Durham County District Attorney Roger Echols said Thursday that the facts of the case wouldn't support a manslaughter conviction because Blake's death wasn't in the heat or passion or due to any negligence. Irving Joyner, a law professor at North Carolina Central University, echoed that, writing in an email to WRAL News that Mitchell's sleepwalking defense, also called automatism, "relieves the person of any criminal culpability."

"If the jury concluded that malice did not exist, they were correct in rejecting the murder conviction, which has to be established by the jury beyond a reasonable doubt," Joyner wrote. "Automatism is a complete defense to causing the death of another."

For Vareene-Pierce, however, upholding the law came at a price.

"We were all in shambles," she said of the jury. "We were crying. We were shaking. We were praying. We were upset."

"Everybody in that room, even the men, were saying, 'We need help. We need someone to talk to right now,'" she continued.

She said jurors should be provided with counseling, especially for murder trials or deliberating other violent crimes.
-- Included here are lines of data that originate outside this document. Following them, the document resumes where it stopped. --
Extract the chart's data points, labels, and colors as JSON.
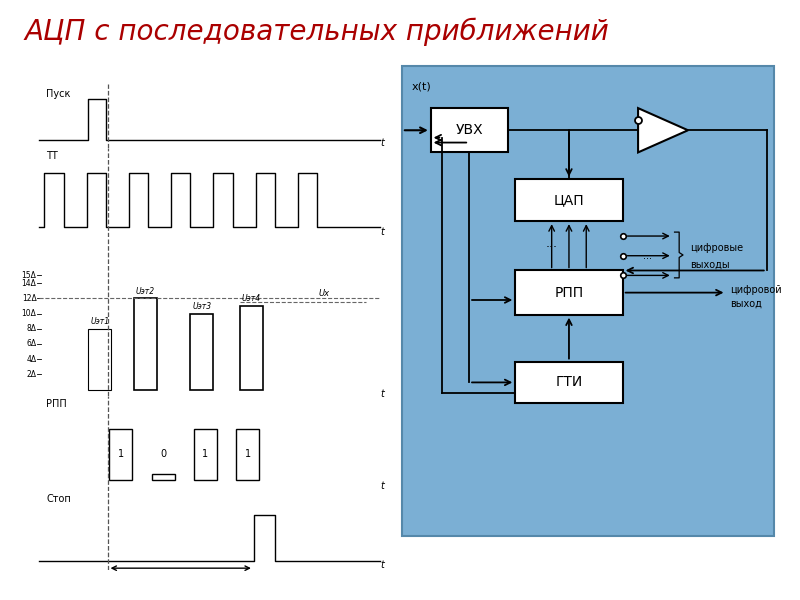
{
  "title": "АЦП с последовательных приближений",
  "title_color": "#aa0000",
  "title_fontsize": 20,
  "bg_color": "#ffffff",
  "diagram_bg": "#7bafd4",
  "signal_color": "#000000",
  "pusk_label": "Пуск",
  "tt_label": "ТТ",
  "rpp_label": "РПП",
  "stop_label": "Стоп",
  "rpp_bits": [
    "1",
    "0",
    "1",
    "1"
  ],
  "uvx_label": "УВХ",
  "cap_label": "ЦАП",
  "rpp_block_label": "РПП",
  "gti_label": "ГТИ",
  "xt_label": "x(t)",
  "digital_outputs_line1": "цифровые",
  "digital_outputs_line2": "выходы",
  "digital_output_line1": "цифровой",
  "digital_output_line2": "выход",
  "Uet_labels": [
    "Uэт1",
    "Uэт2",
    "Uэт3",
    "Uэт4"
  ],
  "Ux_label": "Uх"
}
"It really depends on your background. What bothers me may not bother you," she said. "I feel like the court system has an obligation to offer that before they send folks out the door and say, 'Go home.'"

The state wouldn't have to pay for the counseling, she said, only provide some direction for jurors who need something "to get them back to where they were when they walked in the door."
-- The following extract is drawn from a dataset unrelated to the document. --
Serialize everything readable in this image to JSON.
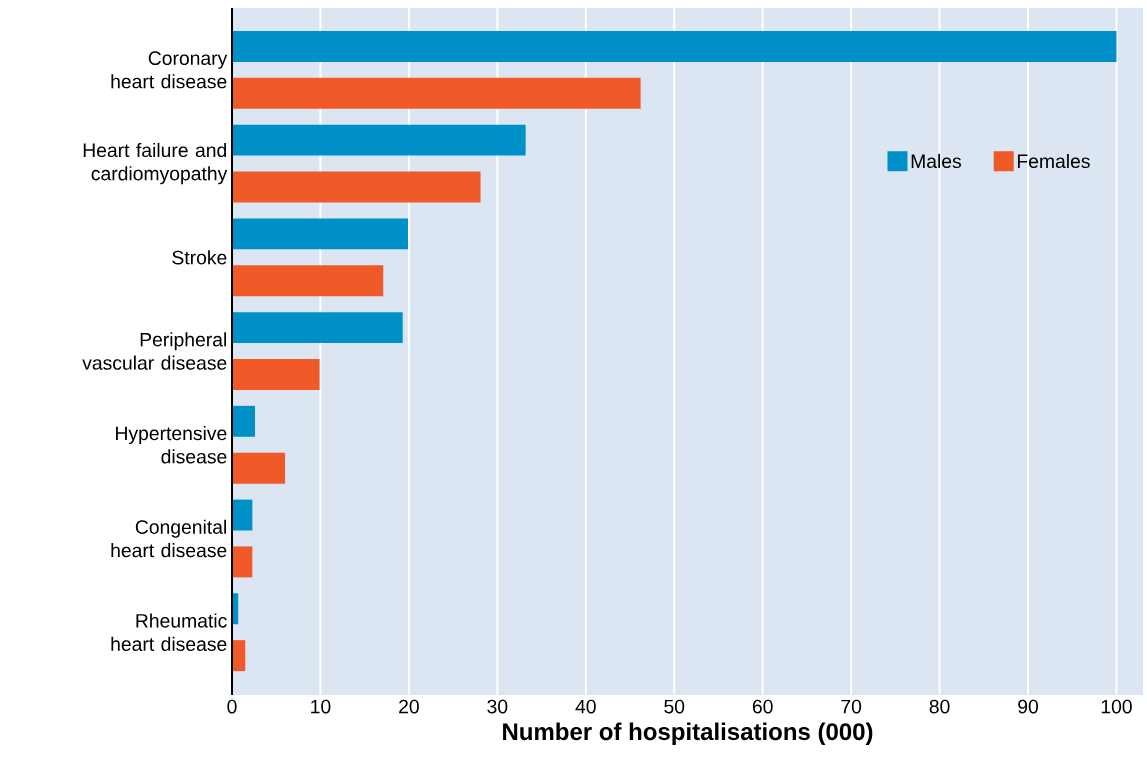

North Carolina offered a juror grief counseling program in 2012 and 2013, but it was eliminated due to "lack of demand from jurors," according to Sharon Gladwell, a spokeswoman for the state Administrative Office of the Courts. Only one to two jurors per year used the counseling services, which cost the state roughly $13,000 a year, she said.

"With health insurance providers now covering such counseling services, canceling the program to save state funds seemed to be the right decision to make when faced with budget cuts," Gladwell said in an email to WRAL News.

Vareene-Pierce, who has a background in social work, said counseling ought to extend to people dismissed from jury service before a trial because the jury selection process often forces them to confront troubling issues from their past in front of a courtroom filled with strangers.

"In my realm of work, I know that talking to folks about the past hurts and harms," she said, noting that she had to discuss the death of her child and a man in the jury pool had to discuss his wife's rape.

"I understand the need for that, but the same as I can understand their reason for that, they should understand folks need to be able to put closure (on it)," she said. "If you’re going to open it up for me, help me close it up before you send me out the door."

Even though the state program has ended, Durham County officials urged jurors who need some support after a trial to contact the court administrator's office, and staffers there will do what they can to help.